Jurrien Timmer – the Director of Global Macro at Fidelity – recently claimed that Bitcoin may be “cheaper than it looks.” An analysis of certain on-chain data metrics suggests that the coin’s true valuation may be significantly higher than its current price.
Valuation VS Price
In a tweet on late Tuesday, Timmer shared a chart of Bitcoin’s price/network ratio, plotted against its USD price. The price/network ratio is calculated by dividing Bitcoin’s price by the total volume transmitted on-chain. This is also sometimes called the NVT ratio.
A high NVT ratio can indicate that an asset is overvalued, whereas a low NVT ratio can mean its undervalued. As the director explained, Bitcoin’s NVT ratio has now returned to levels from the 2013 and 2017 bull markets, whereas the price has only returned to late 2020 levels.
“Valuation is often more important than price,” he added.
The director also included a chart of prices plotted against non-zero Bitcoin addresses.

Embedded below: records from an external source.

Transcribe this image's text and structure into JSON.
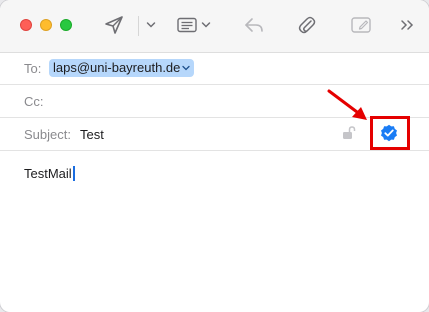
{
  "compose": {
    "to_label": "To:",
    "to_recipient": "laps@uni-bayreuth.de",
    "cc_label": "Cc:",
    "subject_label": "Subject:",
    "subject_value": "Test",
    "body_text": "TestMail"
  },
  "toolbar": {
    "icons": [
      "send-icon",
      "chevron-down-icon",
      "header-fields-icon",
      "chevron-down-icon",
      "reply-icon",
      "attachment-icon",
      "markup-icon",
      "more-chevron-icon"
    ]
  },
  "colors": {
    "highlight_box": "#e50000",
    "sign_badge": "#1a7cf5",
    "recipient_token": "#b6d7fb"
  }
}
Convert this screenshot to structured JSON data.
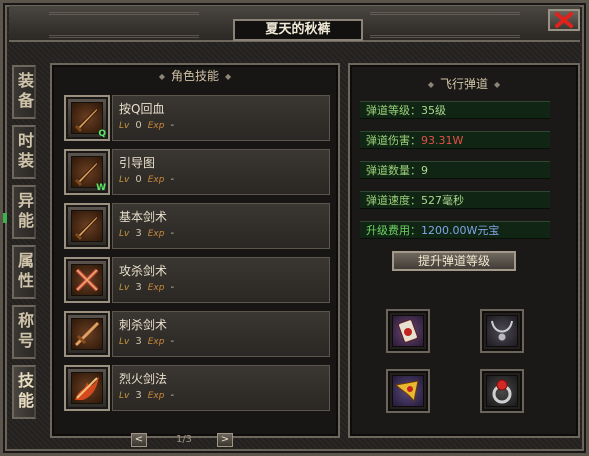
{
  "window": {
    "title": "夏天的秋裤"
  },
  "side_tabs": [
    {
      "label": "装备",
      "active": false
    },
    {
      "label": "时装",
      "active": false
    },
    {
      "label": "异能",
      "active": false
    },
    {
      "label": "属性",
      "active": false
    },
    {
      "label": "称号",
      "active": false
    },
    {
      "label": "技能",
      "active": true
    }
  ],
  "skills_panel": {
    "title": "角色技能",
    "skills": [
      {
        "name": "按Q回血",
        "hotkey": "Q",
        "lv_label": "Lv",
        "level": "0",
        "exp_label": "Exp",
        "exp": "-",
        "icon": "sword-icon"
      },
      {
        "name": "引导图",
        "hotkey": "W",
        "lv_label": "Lv",
        "level": "0",
        "exp_label": "Exp",
        "exp": "-",
        "icon": "sword-icon"
      },
      {
        "name": "基本剑术",
        "hotkey": "",
        "lv_label": "Lv",
        "level": "3",
        "exp_label": "Exp",
        "exp": "-",
        "icon": "sword-icon"
      },
      {
        "name": "攻杀剑术",
        "hotkey": "",
        "lv_label": "Lv",
        "level": "3",
        "exp_label": "Exp",
        "exp": "-",
        "icon": "crossed-swords-icon"
      },
      {
        "name": "刺杀剑术",
        "hotkey": "",
        "lv_label": "Lv",
        "level": "3",
        "exp_label": "Exp",
        "exp": "-",
        "icon": "thrust-sword-icon"
      },
      {
        "name": "烈火剑法",
        "hotkey": "",
        "lv_label": "Lv",
        "level": "3",
        "exp_label": "Exp",
        "exp": "-",
        "icon": "flame-sword-icon"
      }
    ],
    "pager": {
      "prev": "<",
      "next": ">",
      "page": "1/3"
    }
  },
  "flying_bullet_panel": {
    "title": "飞行弹道",
    "stats": [
      {
        "label": "弹道等级：",
        "value": "35级",
        "style": "normal"
      },
      {
        "label": "弹道伤害：",
        "value": "93.31W",
        "style": "red"
      },
      {
        "label": "弹道数量：",
        "value": "9",
        "style": "normal"
      },
      {
        "label": "弹道速度：",
        "value": "527毫秒",
        "style": "normal"
      },
      {
        "label": "升级费用：",
        "value": "1200.00W元宝",
        "style": "blue"
      }
    ],
    "upgrade_button": "提升弹道等级",
    "items": [
      "card-icon",
      "necklace-icon",
      "horn-icon",
      "ring-icon"
    ]
  },
  "colors": {
    "accent_green": "#9ad17b",
    "damage_red": "#e2504a",
    "fee_blue": "#7fa6e6"
  }
}
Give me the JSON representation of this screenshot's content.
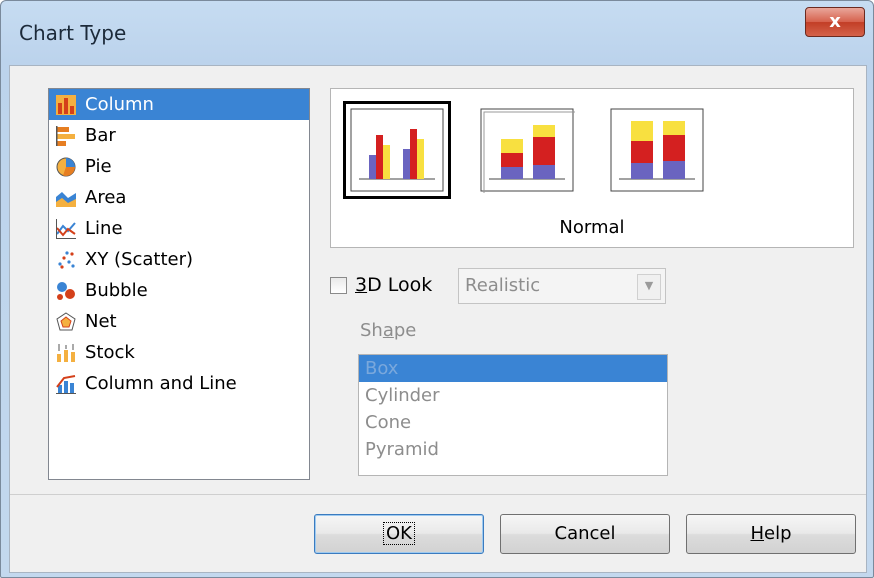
{
  "window": {
    "title": "Chart Type",
    "close_glyph": "x"
  },
  "chart_types": [
    {
      "label": "Column",
      "icon": "column-chart-icon",
      "selected": true
    },
    {
      "label": "Bar",
      "icon": "bar-chart-icon"
    },
    {
      "label": "Pie",
      "icon": "pie-chart-icon"
    },
    {
      "label": "Area",
      "icon": "area-chart-icon"
    },
    {
      "label": "Line",
      "icon": "line-chart-icon"
    },
    {
      "label": "XY (Scatter)",
      "icon": "scatter-chart-icon"
    },
    {
      "label": "Bubble",
      "icon": "bubble-chart-icon"
    },
    {
      "label": "Net",
      "icon": "net-chart-icon"
    },
    {
      "label": "Stock",
      "icon": "stock-chart-icon"
    },
    {
      "label": "Column and Line",
      "icon": "column-line-chart-icon"
    }
  ],
  "variant": {
    "label": "Normal"
  },
  "look3d": {
    "label_prefix": "",
    "label_mnemonic": "3",
    "label_suffix": "D Look",
    "checked": false
  },
  "look_combo": {
    "value": "Realistic",
    "arrow": "▼"
  },
  "shape": {
    "label_prefix": "Sh",
    "label_mnemonic": "a",
    "label_suffix": "pe",
    "items": [
      "Box",
      "Cylinder",
      "Cone",
      "Pyramid"
    ]
  },
  "buttons": {
    "ok": "OK",
    "cancel": "Cancel",
    "help_mnemonic": "H",
    "help_suffix": "elp"
  },
  "colors": {
    "selection": "#3a84d4",
    "bar_purple": "#6a64c0",
    "bar_red": "#d42020",
    "bar_yellow": "#f8e040"
  }
}
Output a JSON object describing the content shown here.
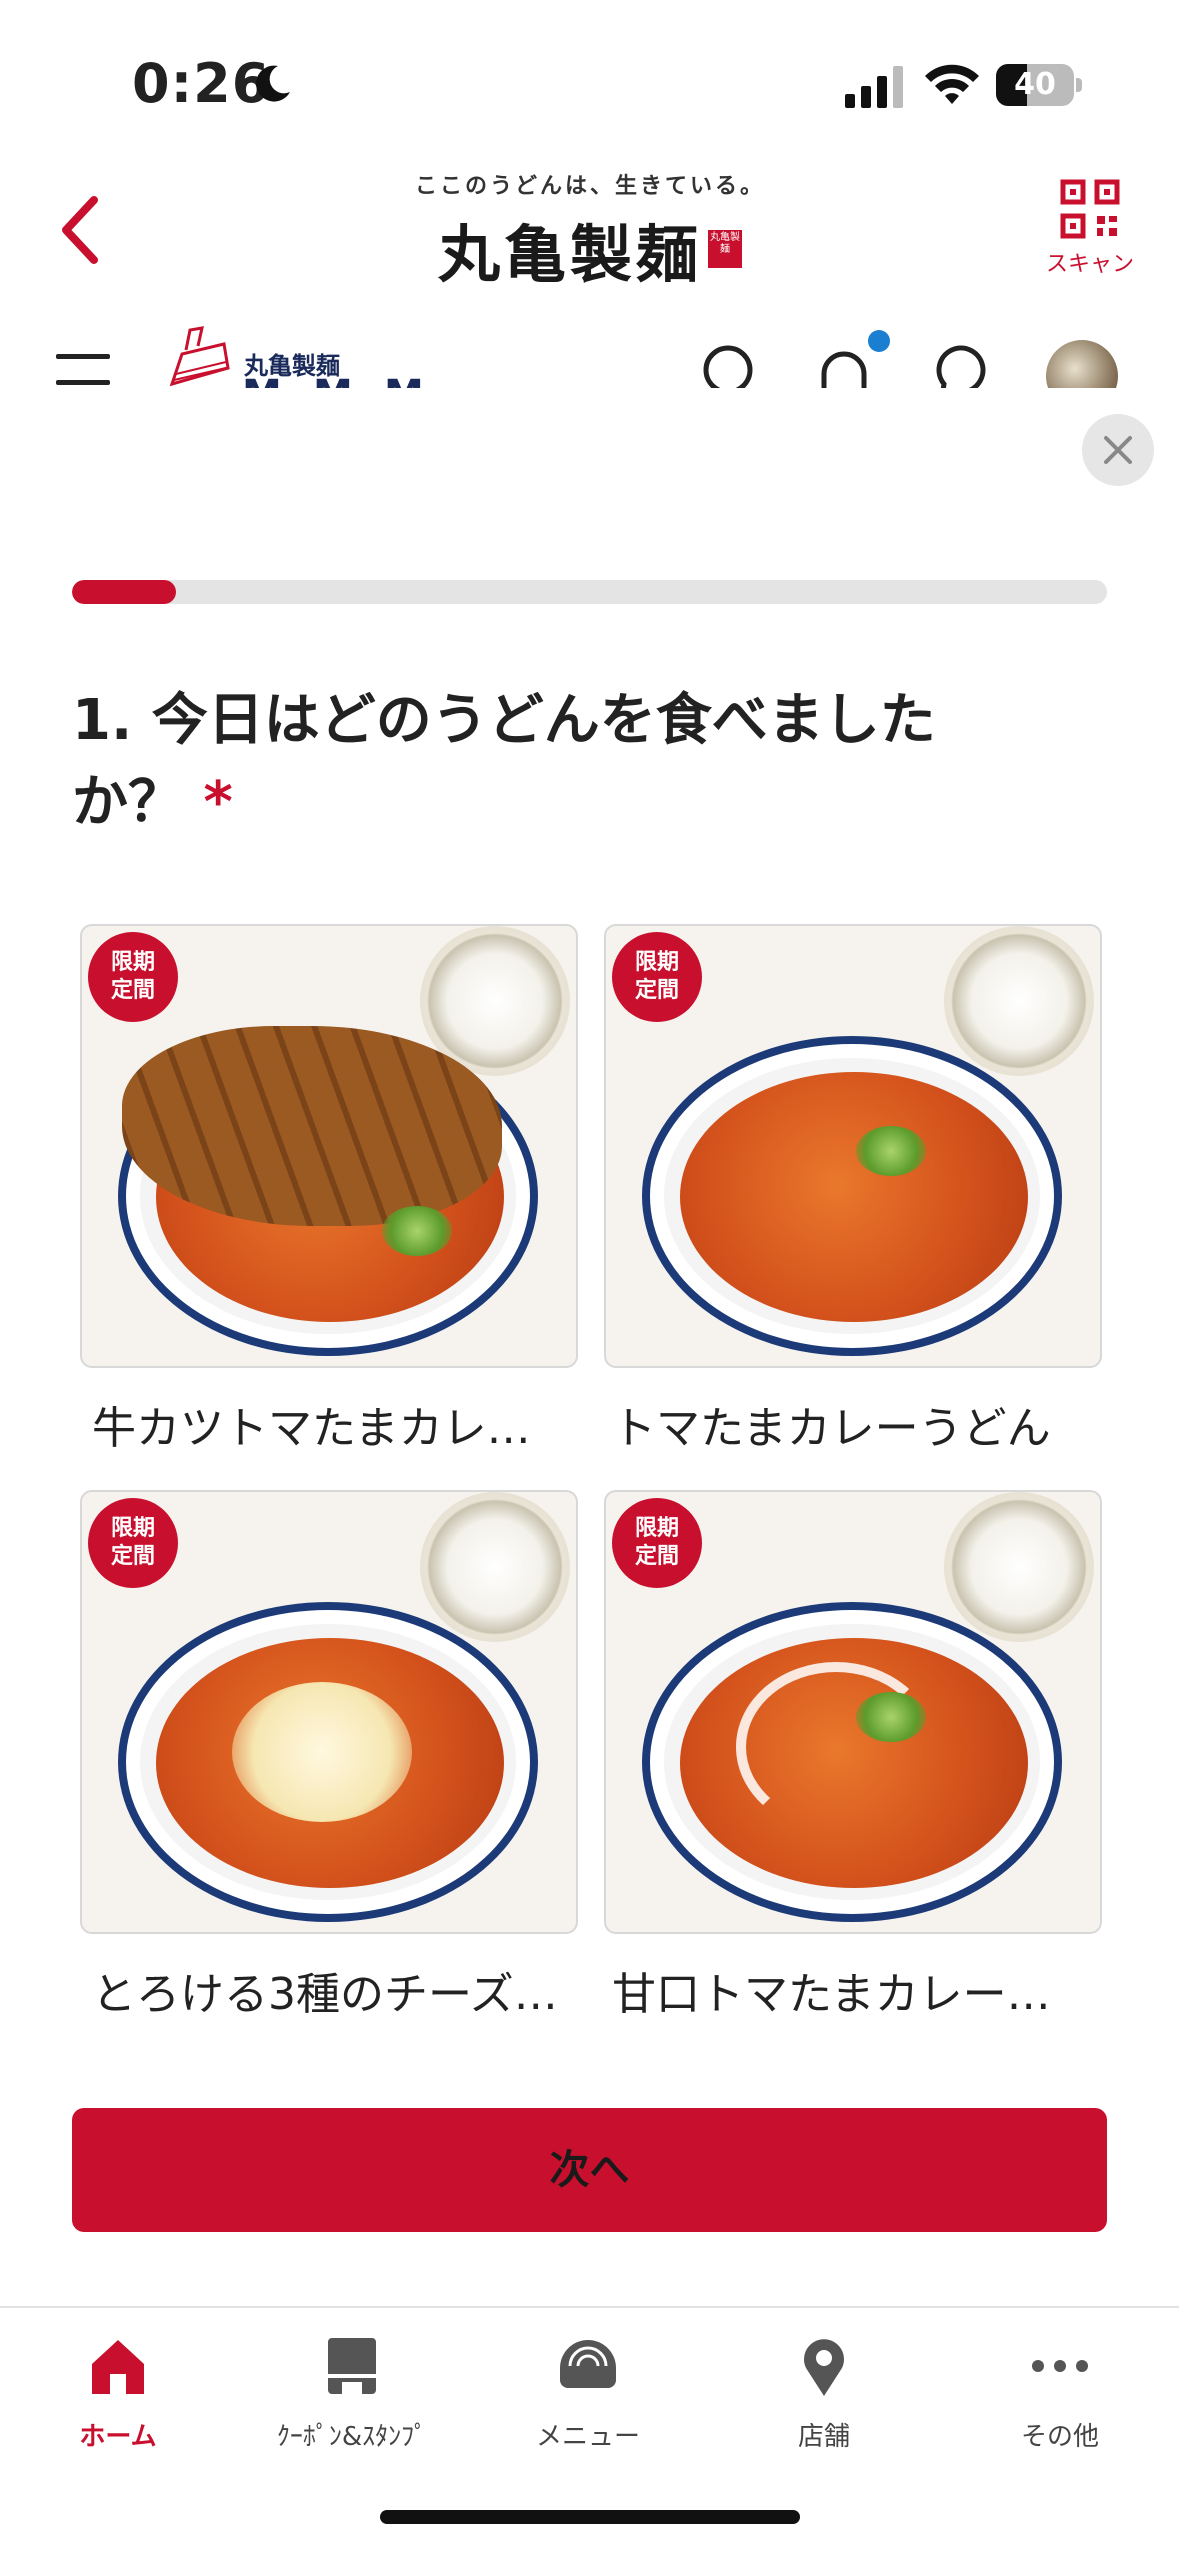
{
  "status_bar": {
    "time": "0:26",
    "battery_level": "40",
    "battery_fraction": 0.4
  },
  "header": {
    "logo_tagline": "ここのうどんは、生きている。",
    "logo_name": "丸亀製麺",
    "logo_seal": "丸亀製麺",
    "scan_label": "スキャン"
  },
  "subnav": {
    "mm_logo_text": "丸亀製麺",
    "has_notification": true
  },
  "survey": {
    "progress_fraction": 0.1,
    "question": "1. 今日はどのうどんを食べましたか？",
    "required_mark": "*",
    "options": [
      {
        "label": "牛カツトマたまカレ…",
        "badge": "限期\n定間",
        "style": "cutlet"
      },
      {
        "label": "トマたまカレーうどん",
        "badge": "限期\n定間",
        "style": "plain"
      },
      {
        "label": "とろける3種のチーズ…",
        "badge": "限期\n定間",
        "style": "cheese"
      },
      {
        "label": "甘口トマたまカレー…",
        "badge": "限期\n定間",
        "style": "cream"
      }
    ],
    "next_label": "次へ"
  },
  "tabbar": {
    "tabs": [
      {
        "label": "ホーム",
        "icon": "home-icon",
        "active": true
      },
      {
        "label": "ｸｰﾎﾟﾝ&ｽﾀﾝﾌﾟ",
        "icon": "coupon-icon",
        "active": false
      },
      {
        "label": "メニュー",
        "icon": "menu-bowl-icon",
        "active": false
      },
      {
        "label": "店舗",
        "icon": "location-pin-icon",
        "active": false
      },
      {
        "label": "その他",
        "icon": "more-icon",
        "active": false
      }
    ]
  },
  "colors": {
    "brand_red": "#c8102e",
    "notification_blue": "#1a7fd0",
    "nav_navy": "#1a2a5a"
  }
}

The price has now deviated below the average network address growth curve.
Finally, a measure of Bitcoin’s dormancy flow indicated that the asset is technically oversold. Dormancy flow looks at the average number of “coin-days” destroyed with each transaction – in other words, how long coins are staying dormant before moving again.
The metric has now drifted to its lowest point since 2011, meaning that coins are being sold relatively fast after being transferred.
Fidelity: Bullish During the Bear
Fidelity is known for being highly bullish on Bitcoin long-term. The asset manager recently announced that it would allow customers to include Bitcoin in their 401(k) retirement accounts. However, they quickly came under scrutiny from politicians for the move.
In a report in January, Fidelity argued that Bitcoin is different from all other cryptos. Whereas it views Bitcoin as a monetary good, it finds other assets like Ether more similar to venture investments.
In the short term, however, the crypto market has taken a thorough thrashing – as has the industry surrounding it. Rampant macro fears contributed to a massive Bitcoin selloff over the weekend, causing cascading liquidations for those using Bitcoin-collateralized loans.
One such group facing liquidation fears is Celsius – a crypto lending platform with over $500 million in Bitcoin sitting as collateral for a loan with Oasis. The company has been forced to freeze all customer withdrawals while they hastily locate liquidity to finance the loan, including thousands of Wrapped Bitcoin (WBTC).